Il sole si rifletteva sulle pareti di vetro del moderno grattacielo nel cuore della città. I dipendenti, vestiti in abiti formali, affluivano nell’atrio pronti per affrontare una nuova giornata di lavoro. Alcuni si fermavano al bar per un caffè, altri affrettavano il passo verso gli ascensori. Nessuno prestava attenzione alla donna delle pulizie che, in silenzio e con movimenti precisi, puliva il pavimento di marmo vicino all’ingresso principale.
Si chiamava Lucia.
Indossava una divisa scolorita di colore blu e teneva i capelli castani raccolti in uno chignon ordinato. I suoi occhi erano bassi, quasi come se volesse scomparire in mezzo al via vai dell’ufficio. Cercava di passare inosservata, ma c’era qualcosa che attirava inevitabilmente l’attenzione: i lividi. Macchie violacee le segnavano il viso, e un graffio sottile le tagliava la mandibola. Le luci fredde dell’atrio ne accentuavano la gravità.
I più fingevano di non vedere, troppo occupati o troppo timorosi per intervenire. Ma quella mattina qualcosa cambiò.
Un incontro inaspettato
Le porte dell’ascensore si aprirono, rivelando la figura autorevole di Matteo Rinaldi, amministratore delegato dell’azienda. Aveva 43 anni, uno sguardo deciso e un’aura che incuteva rispetto. I colleghi lo temevano e lo ammiravano allo stesso tempo. Quando camminava per i corridoi, le conversazioni si interrompevano. Era noto per il suo rigore e la distanza emotiva.
Lucia cercò di spostarsi rapidamente per non intralciare il suo cammino. Ma lui si fermò proprio davanti a lei.
Le scarpe lucide si arrestarono a pochi centimetri dal suo secchio.
«Signorina,» disse con voce insolitamente gentile, «sta bene?»
Lucia rimase pietrificata.
Non si aspettava che il CEO le rivolgesse la parola.
«Io… sì, signore. Sto bene.»
Matteo la osservò attentamente.
«Non mi sembra,» rispose calmo.
Indicò con discrezione i lividi sul suo viso.
«Chi le ha fatto questo?»
Diversi dipendenti si voltarono con espressione sorpresa.

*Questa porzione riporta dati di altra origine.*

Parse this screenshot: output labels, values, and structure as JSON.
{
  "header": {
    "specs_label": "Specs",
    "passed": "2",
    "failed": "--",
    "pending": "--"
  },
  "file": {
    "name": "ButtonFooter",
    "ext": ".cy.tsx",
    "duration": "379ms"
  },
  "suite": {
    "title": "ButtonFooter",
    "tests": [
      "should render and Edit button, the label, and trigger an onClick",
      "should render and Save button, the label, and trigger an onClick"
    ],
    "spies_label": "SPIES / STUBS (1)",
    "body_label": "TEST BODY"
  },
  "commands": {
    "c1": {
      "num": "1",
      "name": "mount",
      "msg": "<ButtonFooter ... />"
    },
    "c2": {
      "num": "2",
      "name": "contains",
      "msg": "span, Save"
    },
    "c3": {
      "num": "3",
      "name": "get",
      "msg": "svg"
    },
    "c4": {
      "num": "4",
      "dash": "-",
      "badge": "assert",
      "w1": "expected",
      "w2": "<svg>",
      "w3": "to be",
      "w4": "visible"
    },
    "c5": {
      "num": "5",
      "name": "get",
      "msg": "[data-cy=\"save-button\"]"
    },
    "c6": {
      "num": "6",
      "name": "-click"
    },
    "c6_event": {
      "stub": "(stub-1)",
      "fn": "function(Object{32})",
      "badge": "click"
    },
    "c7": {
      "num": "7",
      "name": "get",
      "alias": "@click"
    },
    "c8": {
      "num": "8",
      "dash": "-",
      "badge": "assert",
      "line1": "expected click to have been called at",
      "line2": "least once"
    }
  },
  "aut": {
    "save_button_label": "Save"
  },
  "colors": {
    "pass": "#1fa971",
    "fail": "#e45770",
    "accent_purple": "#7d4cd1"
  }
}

Il CEO, che raramente parlava con chiunque non facesse parte del suo entourage, ora si stava rivolgendo alla donna delle pulizie.
Una mattina come tante: Il coraggio di fermarsi
Lucia abbassò ulteriormente lo sguardo.
«È stato solo un incidente… sono caduta.»
Ma Matteo non era convinto.
«Una caduta non lascia quei segni.»
Attorno a loro l’atrio si fece silenzioso. I presenti sembravano trattenere il respiro.
Matteo si voltò verso i dipendenti.
«Avete visto tutti questi lividi. Perché nessuno ha fatto nulla?»
Nessuno rispose.
Alcuni cercarono rifugio nei telefoni, altri si affrettarono verso gli ascensori. L’imbarazzo era palpabile.
Poi il CEO tornò a guardare Lucia.
«Venga con me.»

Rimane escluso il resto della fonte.